Plant parasitic nematodes are tiny organisms that live in the soil and cause damage to crops by feeding on their roots. Currently, farmers eliminate nematodes by applying pesticides to their crops. Since these chemicals are meant to sit only on the soil surface, they must be applied in large quantities, often with large amounts of water to flush them down to the roots. This means farmers have to spend a lot of money on pesticides, a lot of water has to be used, and a lot of toxic chemicals get into the environment.
Now, using a modified plant virus, scientists have developed a greener and more effective way to eliminate nematodes.
Looking for a less wasteful, more environmentally friendly alternative, Professor Nicole Steinmetz of the University of California, San Diego, and her colleagues turned to the Tobacco Green Mosaic Virus. Unlike pesticides, Tobacco Green Mosaic Virus is naturally good at spreading downward through the soil.

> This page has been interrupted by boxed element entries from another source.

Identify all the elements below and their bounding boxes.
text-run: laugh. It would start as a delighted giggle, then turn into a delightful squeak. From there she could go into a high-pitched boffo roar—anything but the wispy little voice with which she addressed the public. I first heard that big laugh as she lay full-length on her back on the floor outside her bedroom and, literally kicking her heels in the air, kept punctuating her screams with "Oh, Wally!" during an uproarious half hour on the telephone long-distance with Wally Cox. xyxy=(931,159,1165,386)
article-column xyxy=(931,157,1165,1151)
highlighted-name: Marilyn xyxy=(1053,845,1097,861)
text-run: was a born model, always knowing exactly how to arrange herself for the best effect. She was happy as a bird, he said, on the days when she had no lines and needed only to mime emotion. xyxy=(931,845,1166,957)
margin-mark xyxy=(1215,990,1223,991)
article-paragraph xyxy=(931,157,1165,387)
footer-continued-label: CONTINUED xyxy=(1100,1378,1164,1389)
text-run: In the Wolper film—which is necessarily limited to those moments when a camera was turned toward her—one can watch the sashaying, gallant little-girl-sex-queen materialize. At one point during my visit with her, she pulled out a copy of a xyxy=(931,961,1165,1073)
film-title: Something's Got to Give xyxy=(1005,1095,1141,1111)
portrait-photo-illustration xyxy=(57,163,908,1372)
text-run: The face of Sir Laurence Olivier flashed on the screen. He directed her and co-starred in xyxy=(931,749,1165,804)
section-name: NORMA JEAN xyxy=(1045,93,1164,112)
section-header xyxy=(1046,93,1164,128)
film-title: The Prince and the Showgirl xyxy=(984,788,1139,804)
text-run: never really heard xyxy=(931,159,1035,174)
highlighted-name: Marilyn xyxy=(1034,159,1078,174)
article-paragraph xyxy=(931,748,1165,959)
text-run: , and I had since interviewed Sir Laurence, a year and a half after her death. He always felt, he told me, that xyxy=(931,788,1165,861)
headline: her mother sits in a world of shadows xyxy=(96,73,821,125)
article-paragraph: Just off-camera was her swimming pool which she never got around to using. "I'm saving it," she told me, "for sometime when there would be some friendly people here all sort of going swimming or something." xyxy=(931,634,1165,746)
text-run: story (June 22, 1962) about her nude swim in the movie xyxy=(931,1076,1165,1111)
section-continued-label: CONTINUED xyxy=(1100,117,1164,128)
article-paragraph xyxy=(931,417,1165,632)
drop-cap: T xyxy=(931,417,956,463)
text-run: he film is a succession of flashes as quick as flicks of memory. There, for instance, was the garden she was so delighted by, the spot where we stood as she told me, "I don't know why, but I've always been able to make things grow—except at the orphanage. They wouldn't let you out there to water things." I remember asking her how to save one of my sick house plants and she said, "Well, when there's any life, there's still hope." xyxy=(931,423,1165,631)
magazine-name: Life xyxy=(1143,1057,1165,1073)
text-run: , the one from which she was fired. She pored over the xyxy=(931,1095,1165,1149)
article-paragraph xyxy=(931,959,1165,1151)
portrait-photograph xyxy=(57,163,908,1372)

Engineers have developed nanoparticles made from plant viruses that can deliver pesticide molecules deep into the soil that were previously unreachable. This development has the potential to help farmers effectively control parasitic nematodes that plague crop roots while minimizing costs, pesticide use and environmental toxicity.
The scientists first remove the virus's RNA, making it non-infectious to plants. Nanoparticles of the modified virus were then mixed into a solution containing the pesticide ivermectin. The insecticide is encapsulated in nanoparticles through a simple process of "thermal shape switching" that heats the mixture.
In laboratory tests, the pesticide-laden nanoparticles successfully penetrated 10 centimeters (3.9 inches) of soil. When these particles were recovered from soil samples and added to petri dishes filled with nematodes, the pesticide they carried wiped out at least half of the nematode population.
This one-shot synthesis method has several advantages. First, it is low cost, requires only a few steps, and the purification process is simple. This method is more scalable, paving the way for farmers to obtain more affordable products. Second, this method simply encapsulates the pesticide within nanoparticles rather than chemically binding it to the surface, thus preserving the original chemical structure of the pesticide.
The plan now is to test the nanoparticles on actual crop plants infested with nematodes. "This technology has the potential to improve field treatments without increasing pesticide use," Steinmetz said.
A paper on the research was recently published in the journal NanoLetters.